Social dreaming was introduced as a method by Gordon Lawrence in the early 1980s at the Tavistock Institute in London.
South African born Herbert Hahn, mentor and friend, has introduced me to the method of social dreaming, who has since developed his own approach to social dreaming in Australia, called 'creative dream dialogue'.
Social dreaming can be used in the context of conferences, learning communities, staff teams, and organizational consultancies. An ideal number of participants is around the thirty person mark. Dreams usually are shared for the duration of an hour at the beginning and the end of a conference day or a staff or organizational consultation.
Shared dreams are not interpreted on an individual basis.
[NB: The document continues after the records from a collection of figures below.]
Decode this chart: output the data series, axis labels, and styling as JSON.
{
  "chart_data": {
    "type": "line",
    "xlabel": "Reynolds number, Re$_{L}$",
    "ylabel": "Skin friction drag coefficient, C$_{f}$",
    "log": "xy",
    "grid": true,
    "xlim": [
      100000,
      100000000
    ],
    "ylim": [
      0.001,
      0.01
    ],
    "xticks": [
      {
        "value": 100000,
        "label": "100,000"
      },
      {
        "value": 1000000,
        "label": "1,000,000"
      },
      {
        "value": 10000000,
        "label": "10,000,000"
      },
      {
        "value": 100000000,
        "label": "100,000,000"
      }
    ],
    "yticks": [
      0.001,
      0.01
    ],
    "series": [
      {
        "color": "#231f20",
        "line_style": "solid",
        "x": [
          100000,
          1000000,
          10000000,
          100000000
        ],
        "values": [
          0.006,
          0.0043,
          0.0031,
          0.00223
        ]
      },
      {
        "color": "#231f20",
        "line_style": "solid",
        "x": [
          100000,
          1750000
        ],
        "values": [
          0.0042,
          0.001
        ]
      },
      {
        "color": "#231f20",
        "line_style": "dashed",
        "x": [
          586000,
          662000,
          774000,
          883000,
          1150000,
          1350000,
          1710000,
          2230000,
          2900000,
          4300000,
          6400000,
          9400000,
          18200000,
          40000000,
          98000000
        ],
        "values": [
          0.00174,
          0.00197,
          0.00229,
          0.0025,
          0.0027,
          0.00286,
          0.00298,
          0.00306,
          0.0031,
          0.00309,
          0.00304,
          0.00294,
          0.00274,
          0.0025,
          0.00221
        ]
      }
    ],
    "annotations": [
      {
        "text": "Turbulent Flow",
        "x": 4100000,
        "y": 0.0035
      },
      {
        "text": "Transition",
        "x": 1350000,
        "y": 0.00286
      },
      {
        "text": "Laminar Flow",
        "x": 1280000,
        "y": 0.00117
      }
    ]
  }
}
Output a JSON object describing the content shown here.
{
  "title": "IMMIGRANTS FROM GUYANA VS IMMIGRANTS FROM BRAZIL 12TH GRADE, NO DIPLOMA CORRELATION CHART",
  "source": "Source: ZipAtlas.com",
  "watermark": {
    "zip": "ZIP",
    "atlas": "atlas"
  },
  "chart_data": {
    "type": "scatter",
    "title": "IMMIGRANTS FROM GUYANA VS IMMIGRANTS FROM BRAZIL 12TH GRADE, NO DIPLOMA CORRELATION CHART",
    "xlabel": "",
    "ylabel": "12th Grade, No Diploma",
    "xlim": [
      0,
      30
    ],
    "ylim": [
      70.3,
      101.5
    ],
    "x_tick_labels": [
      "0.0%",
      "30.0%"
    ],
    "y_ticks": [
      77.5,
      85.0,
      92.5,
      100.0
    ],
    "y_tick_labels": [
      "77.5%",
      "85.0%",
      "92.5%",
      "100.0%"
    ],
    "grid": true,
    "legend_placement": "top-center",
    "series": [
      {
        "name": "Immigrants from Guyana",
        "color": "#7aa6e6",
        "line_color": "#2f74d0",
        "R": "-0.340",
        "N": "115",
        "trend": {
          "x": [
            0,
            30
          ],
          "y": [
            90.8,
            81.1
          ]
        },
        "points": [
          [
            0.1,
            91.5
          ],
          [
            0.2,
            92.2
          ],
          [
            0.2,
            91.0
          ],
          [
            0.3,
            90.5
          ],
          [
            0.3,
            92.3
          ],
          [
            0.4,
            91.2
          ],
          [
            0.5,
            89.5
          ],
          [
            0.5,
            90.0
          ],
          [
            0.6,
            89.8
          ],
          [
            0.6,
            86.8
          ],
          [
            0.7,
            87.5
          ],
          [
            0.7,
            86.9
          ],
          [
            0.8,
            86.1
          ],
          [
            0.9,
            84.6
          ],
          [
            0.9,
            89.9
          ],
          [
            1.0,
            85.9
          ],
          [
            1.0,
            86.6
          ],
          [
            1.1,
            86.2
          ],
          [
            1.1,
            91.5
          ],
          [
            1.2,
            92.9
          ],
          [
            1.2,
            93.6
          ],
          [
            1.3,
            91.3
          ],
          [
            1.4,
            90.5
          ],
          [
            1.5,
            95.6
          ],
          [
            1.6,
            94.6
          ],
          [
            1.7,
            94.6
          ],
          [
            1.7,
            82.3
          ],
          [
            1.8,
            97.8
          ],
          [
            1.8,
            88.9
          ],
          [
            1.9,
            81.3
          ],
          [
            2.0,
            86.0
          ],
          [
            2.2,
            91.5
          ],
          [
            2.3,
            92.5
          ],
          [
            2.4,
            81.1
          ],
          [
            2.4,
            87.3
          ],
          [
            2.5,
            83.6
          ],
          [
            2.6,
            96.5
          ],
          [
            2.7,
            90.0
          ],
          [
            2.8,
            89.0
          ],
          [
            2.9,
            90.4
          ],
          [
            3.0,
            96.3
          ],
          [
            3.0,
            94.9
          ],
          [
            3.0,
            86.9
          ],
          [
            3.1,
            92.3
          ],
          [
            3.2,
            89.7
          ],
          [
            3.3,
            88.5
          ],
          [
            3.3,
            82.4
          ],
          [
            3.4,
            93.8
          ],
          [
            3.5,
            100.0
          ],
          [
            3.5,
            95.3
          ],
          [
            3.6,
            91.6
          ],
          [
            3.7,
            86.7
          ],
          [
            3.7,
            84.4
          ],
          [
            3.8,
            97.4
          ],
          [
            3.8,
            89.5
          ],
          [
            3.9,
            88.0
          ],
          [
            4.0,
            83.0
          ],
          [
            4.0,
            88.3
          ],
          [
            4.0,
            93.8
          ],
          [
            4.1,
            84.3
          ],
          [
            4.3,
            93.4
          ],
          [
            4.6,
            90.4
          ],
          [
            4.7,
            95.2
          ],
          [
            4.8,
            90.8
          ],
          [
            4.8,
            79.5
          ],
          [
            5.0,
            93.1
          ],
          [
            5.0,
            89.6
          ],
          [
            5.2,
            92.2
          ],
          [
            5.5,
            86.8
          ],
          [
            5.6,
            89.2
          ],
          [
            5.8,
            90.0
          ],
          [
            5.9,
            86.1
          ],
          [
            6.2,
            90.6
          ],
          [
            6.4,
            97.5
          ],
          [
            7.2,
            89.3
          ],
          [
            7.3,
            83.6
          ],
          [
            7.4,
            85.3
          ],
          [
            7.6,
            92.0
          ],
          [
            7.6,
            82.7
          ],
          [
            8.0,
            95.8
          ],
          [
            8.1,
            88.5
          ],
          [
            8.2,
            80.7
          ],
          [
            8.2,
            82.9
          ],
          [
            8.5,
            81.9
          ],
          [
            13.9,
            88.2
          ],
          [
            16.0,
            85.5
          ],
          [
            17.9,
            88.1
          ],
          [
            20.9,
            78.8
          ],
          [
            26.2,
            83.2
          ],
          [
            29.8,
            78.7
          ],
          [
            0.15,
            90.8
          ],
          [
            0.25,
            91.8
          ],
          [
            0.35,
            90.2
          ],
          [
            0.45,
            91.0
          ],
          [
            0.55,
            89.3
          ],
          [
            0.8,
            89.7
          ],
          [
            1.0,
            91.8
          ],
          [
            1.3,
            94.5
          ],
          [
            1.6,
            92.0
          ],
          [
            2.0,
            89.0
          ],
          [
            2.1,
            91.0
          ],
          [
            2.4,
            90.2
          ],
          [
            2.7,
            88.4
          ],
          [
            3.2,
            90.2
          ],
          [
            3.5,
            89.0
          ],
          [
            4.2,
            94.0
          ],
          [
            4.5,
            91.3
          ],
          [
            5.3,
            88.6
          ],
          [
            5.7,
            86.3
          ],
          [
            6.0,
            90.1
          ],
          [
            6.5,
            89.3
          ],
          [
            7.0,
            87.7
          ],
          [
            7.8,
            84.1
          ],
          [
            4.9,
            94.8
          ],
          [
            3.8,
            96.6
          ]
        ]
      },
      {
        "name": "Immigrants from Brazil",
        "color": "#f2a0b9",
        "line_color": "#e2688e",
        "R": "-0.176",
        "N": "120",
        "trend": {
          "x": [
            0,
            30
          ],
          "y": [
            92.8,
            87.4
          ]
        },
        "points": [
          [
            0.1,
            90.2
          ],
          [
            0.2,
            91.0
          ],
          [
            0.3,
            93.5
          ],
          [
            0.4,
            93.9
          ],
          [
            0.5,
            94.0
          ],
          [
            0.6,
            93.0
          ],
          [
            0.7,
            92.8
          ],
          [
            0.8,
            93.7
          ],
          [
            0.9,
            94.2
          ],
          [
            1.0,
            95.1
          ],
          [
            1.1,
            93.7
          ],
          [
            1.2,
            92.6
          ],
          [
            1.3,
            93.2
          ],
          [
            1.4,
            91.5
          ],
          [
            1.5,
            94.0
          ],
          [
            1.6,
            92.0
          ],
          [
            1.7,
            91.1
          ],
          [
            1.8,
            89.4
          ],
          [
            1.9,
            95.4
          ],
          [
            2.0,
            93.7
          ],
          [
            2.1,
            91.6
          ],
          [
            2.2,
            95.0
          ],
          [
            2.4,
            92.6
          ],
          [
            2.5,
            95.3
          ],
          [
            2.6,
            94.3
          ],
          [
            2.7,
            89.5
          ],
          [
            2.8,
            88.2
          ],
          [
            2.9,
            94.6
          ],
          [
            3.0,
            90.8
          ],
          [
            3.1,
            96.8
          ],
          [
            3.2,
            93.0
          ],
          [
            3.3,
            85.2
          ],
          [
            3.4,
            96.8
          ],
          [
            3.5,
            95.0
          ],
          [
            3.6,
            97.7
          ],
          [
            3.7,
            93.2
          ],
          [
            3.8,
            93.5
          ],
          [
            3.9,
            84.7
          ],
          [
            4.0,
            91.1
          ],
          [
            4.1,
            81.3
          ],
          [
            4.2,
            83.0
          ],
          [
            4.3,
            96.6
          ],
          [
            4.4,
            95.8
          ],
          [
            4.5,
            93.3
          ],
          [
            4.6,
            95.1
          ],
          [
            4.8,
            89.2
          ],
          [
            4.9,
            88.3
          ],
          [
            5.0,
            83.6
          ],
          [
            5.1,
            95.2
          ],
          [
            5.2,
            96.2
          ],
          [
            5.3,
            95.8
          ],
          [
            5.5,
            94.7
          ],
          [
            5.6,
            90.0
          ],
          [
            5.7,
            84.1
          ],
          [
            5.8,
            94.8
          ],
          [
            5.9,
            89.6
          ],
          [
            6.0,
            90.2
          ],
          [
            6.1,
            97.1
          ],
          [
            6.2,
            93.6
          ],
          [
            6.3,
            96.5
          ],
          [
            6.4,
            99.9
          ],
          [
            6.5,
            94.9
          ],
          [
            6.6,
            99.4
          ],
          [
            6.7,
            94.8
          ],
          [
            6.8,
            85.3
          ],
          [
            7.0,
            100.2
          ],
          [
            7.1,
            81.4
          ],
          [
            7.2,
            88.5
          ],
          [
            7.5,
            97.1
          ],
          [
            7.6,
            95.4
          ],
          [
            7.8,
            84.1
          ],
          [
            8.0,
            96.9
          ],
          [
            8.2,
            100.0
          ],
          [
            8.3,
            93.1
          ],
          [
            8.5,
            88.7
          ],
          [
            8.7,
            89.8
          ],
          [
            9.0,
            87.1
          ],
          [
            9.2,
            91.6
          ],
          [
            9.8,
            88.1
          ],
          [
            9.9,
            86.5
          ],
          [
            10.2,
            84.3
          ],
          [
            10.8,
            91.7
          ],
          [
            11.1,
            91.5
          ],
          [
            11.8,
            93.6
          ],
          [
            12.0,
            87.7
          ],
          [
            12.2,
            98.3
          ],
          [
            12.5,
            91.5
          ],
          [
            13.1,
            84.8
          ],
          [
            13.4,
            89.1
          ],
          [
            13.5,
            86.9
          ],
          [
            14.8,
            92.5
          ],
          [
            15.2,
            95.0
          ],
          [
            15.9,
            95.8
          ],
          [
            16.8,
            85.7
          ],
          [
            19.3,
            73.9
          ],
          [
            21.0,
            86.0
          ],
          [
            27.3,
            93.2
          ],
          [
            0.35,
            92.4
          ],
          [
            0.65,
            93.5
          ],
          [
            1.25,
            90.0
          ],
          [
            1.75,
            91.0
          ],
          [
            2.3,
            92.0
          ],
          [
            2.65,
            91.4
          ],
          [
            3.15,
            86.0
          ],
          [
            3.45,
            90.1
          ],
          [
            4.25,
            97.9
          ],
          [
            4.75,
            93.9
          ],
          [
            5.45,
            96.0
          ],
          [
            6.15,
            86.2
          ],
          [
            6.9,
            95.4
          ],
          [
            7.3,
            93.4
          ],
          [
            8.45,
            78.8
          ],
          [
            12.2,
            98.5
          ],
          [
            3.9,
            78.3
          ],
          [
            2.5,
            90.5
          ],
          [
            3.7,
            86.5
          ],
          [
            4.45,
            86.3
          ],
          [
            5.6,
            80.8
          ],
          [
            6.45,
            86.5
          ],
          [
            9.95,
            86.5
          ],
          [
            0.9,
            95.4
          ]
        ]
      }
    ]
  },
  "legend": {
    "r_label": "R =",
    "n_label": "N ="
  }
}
They quickly become the property of the community present, eliciting other participants' dreams and associations. Universal themes will emerge out of the social unconscious and the laboratory of shared dreamthinking. Such overarching themes usually are connected with the individual's insertion in her social group and cultural identity such as ethnic difference, power relations, gender inequality, the lopsided distribution of wealth, the generational transmission of trauma, and the social conditions of emotional suffering.
Not only that. Themes will occur which are about the generative aspect of a community or an organization. Such as the joy to be working as a team on a project which serves the improvement of the lives of other people, the mission statement of a social group which goes beyond individual identity, and the emergence of new ideas and a culture of imagination which facilitate both innovation and scientific progress in the sphere of work.
In short social dreaming is a powerful instrument in establishing the themes and tasks of a given group, community, staff group, or organization. It also amounts to the acknowledgment that we and the world we live in are made of dreams gone solid.